In a Tuesday hearing with the Senate health committee, Dr. Anthony Fauci said he is “very concerned” about the rise in coronavirus cases across the U.S., which has hit a rate of 40,000 new cases per day.
“The numbers speak for themselves,” said Fauci, the director of the National Institute of Allergy and Infectious Disease. “We’re going in the wrong direction.”
Fauci said he would “not be surprised” if new cases rise from current levels to 100,000 per day.
He pointed to large gatherings of people without masks as a particular point of concern, emphasizing that congregating at indoor bars is “bad news.”
Fauci held out hope that vaccines in development could stem the spread of Covid-19, while Dr.
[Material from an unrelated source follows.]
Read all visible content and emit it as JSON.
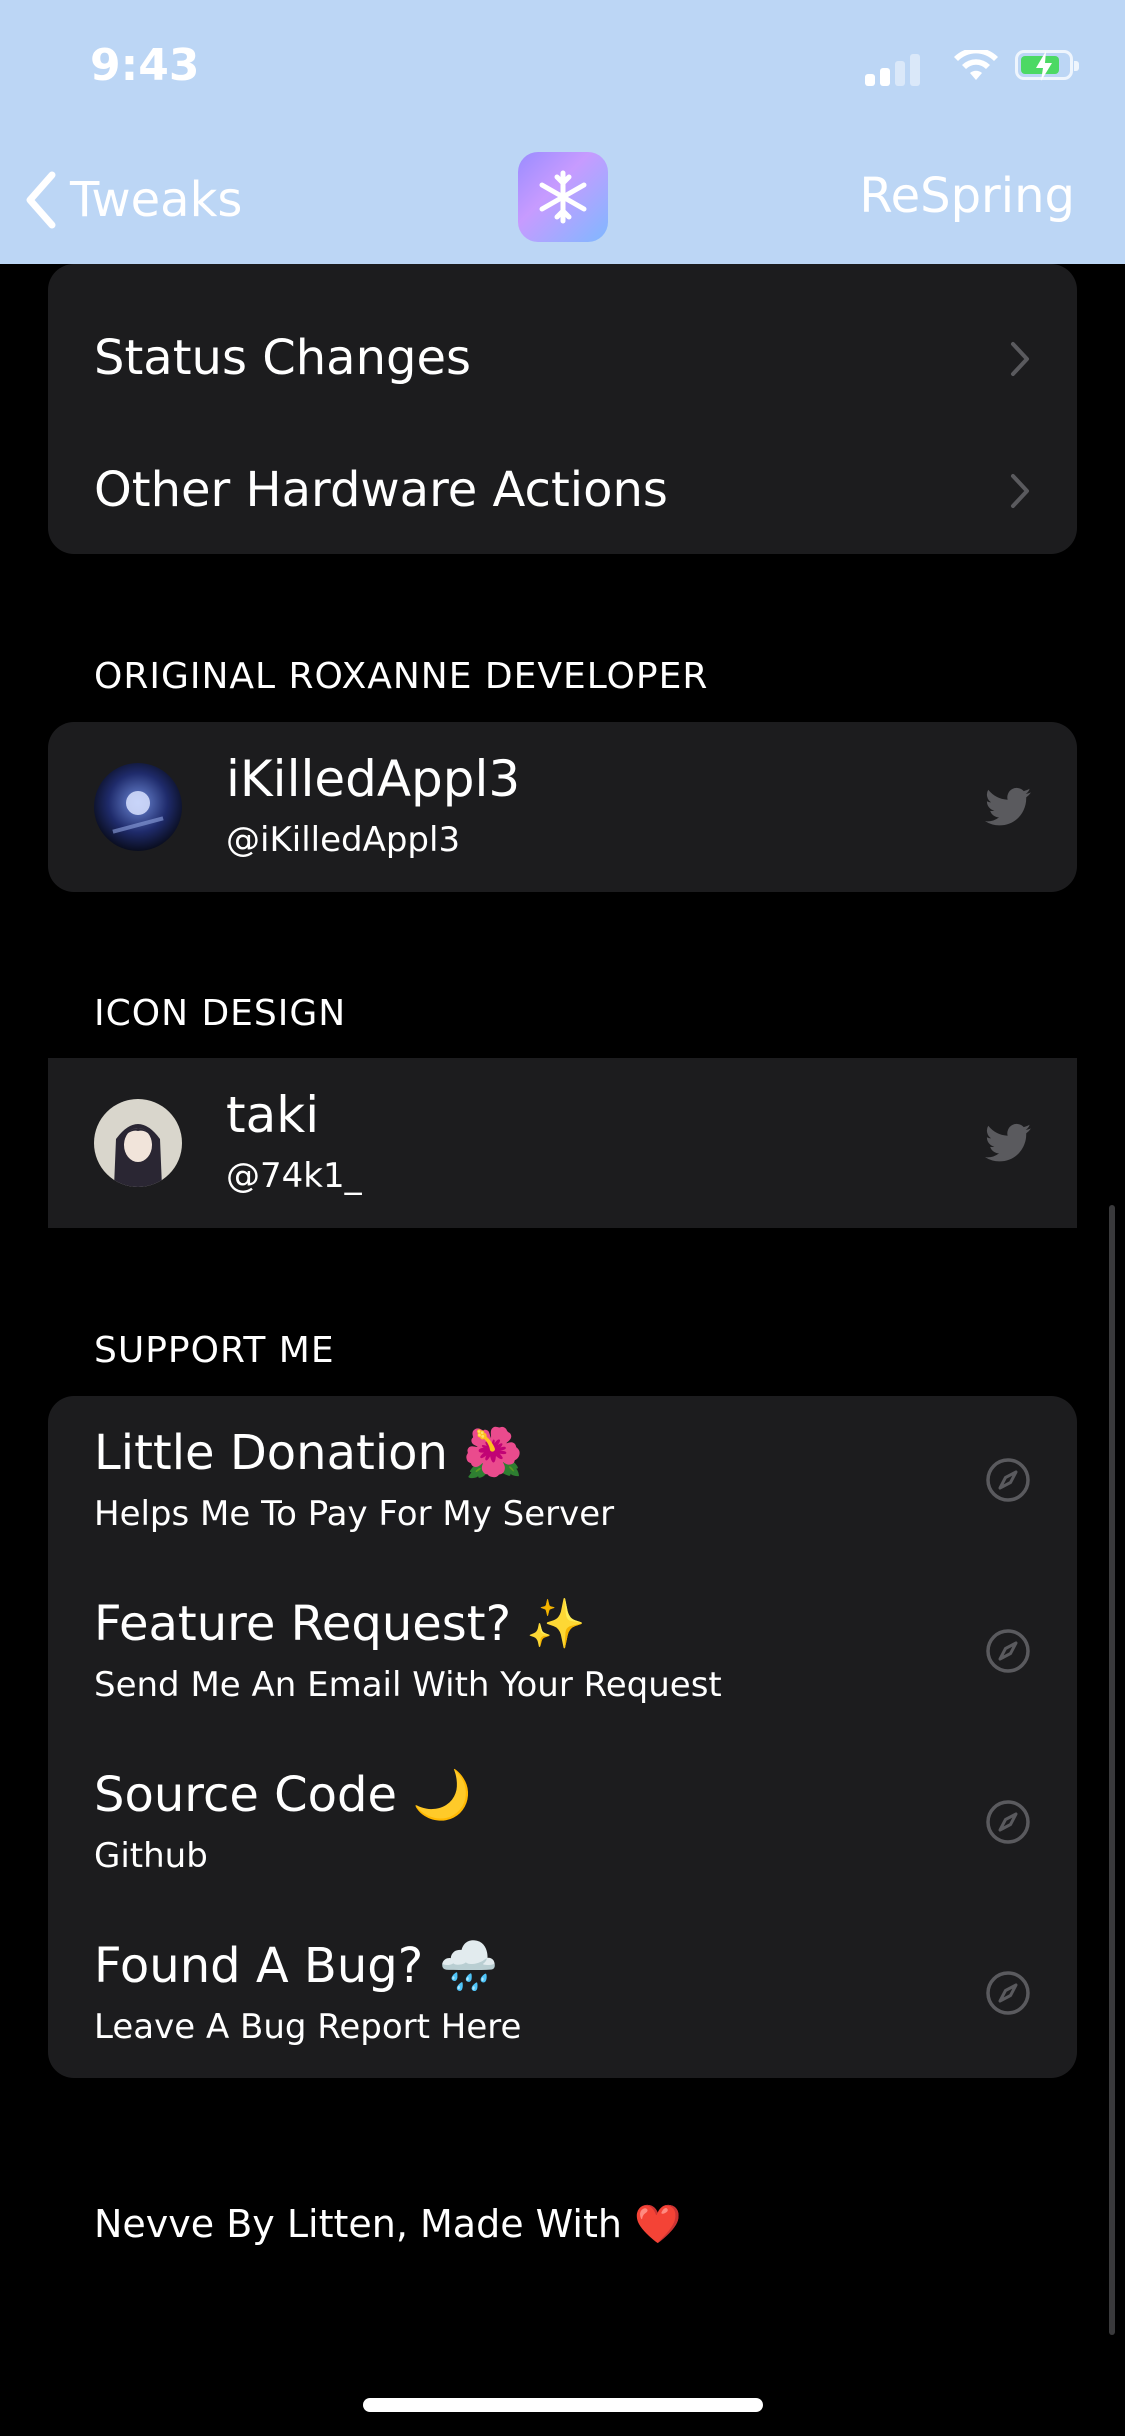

Robert Redfield, the director the CDC, said that the agency had spent months campaigning to fortify “vaccine confidence” to encourage Americans to take a vaccine, once one is proved safe and effective.
Schools should reopen based on “infection dynamics,” using CDC and community guidelines to assess how and if to do it safely, according to Fauci.
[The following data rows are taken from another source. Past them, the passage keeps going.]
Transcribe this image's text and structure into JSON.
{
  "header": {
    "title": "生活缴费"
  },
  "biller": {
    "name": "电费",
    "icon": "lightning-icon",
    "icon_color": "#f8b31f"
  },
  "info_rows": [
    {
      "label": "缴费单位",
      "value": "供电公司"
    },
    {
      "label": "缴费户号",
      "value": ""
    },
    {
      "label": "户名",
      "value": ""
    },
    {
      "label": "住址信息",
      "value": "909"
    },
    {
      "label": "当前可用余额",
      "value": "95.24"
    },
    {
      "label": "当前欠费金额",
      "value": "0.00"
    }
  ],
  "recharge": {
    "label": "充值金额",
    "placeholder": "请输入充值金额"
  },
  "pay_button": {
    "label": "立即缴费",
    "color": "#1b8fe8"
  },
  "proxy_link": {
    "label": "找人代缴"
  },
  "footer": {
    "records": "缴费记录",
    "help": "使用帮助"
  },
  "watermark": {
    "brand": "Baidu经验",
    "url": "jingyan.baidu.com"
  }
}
“It is going to be difficult with the flu and Covid this fall,” said Redfield.
“What we thought to be unimaginable is the reality we’re facing right now,” said Fauci in a closing remark.
70%. That’s the minimum portion of the population that would need to test positive for Covid-19 antibodies to achieve herd immunity, said Redfield during his testimony. Fauci pointed out that it remains unclear how long someone with antibodies remains immune to coronavirus, and that it will take “several months to a year” to answer this question.
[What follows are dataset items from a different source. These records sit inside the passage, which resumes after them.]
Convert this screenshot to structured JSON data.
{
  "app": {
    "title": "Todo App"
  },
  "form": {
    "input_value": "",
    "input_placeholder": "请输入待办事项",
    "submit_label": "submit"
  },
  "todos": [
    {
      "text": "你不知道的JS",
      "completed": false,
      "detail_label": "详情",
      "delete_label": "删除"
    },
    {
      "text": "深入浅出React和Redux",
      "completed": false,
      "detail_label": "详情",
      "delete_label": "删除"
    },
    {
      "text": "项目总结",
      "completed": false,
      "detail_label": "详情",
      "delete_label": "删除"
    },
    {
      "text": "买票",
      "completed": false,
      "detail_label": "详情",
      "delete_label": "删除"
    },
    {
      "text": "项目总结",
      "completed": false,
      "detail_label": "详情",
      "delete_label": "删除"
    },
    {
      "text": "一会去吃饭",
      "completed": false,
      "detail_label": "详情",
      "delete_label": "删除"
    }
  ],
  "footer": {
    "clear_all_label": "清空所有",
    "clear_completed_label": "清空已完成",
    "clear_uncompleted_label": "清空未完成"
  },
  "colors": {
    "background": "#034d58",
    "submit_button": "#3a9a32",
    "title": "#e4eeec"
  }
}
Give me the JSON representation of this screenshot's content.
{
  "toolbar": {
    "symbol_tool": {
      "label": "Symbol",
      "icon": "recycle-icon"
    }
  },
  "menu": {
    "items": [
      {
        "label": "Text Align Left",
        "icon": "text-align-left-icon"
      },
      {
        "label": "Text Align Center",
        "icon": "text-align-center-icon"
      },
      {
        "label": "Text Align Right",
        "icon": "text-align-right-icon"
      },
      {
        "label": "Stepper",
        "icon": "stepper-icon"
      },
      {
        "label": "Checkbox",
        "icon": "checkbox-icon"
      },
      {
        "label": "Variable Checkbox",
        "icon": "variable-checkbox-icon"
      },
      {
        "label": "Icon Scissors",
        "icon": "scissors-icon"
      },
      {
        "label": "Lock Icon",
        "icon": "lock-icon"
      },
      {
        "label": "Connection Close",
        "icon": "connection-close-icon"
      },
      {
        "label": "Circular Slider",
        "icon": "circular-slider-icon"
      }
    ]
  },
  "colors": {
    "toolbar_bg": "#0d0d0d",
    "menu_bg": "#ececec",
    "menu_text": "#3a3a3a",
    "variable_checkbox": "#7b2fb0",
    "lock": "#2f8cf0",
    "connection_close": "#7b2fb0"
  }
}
Coronavirus is spreading rapidly in the South and West, with Florida and Texas emerging as viral hotbeds. Fauci said that the standard approach to containing the virus—testing, isolating and contact tracing—is not working, in part due to unwitting spread by asymptomatic people. On Friday, he spoke with the New York Times about a new approach that involves “pool testing,” where samples from large groups are collected to identify and isolated coronavirus-positive individuals.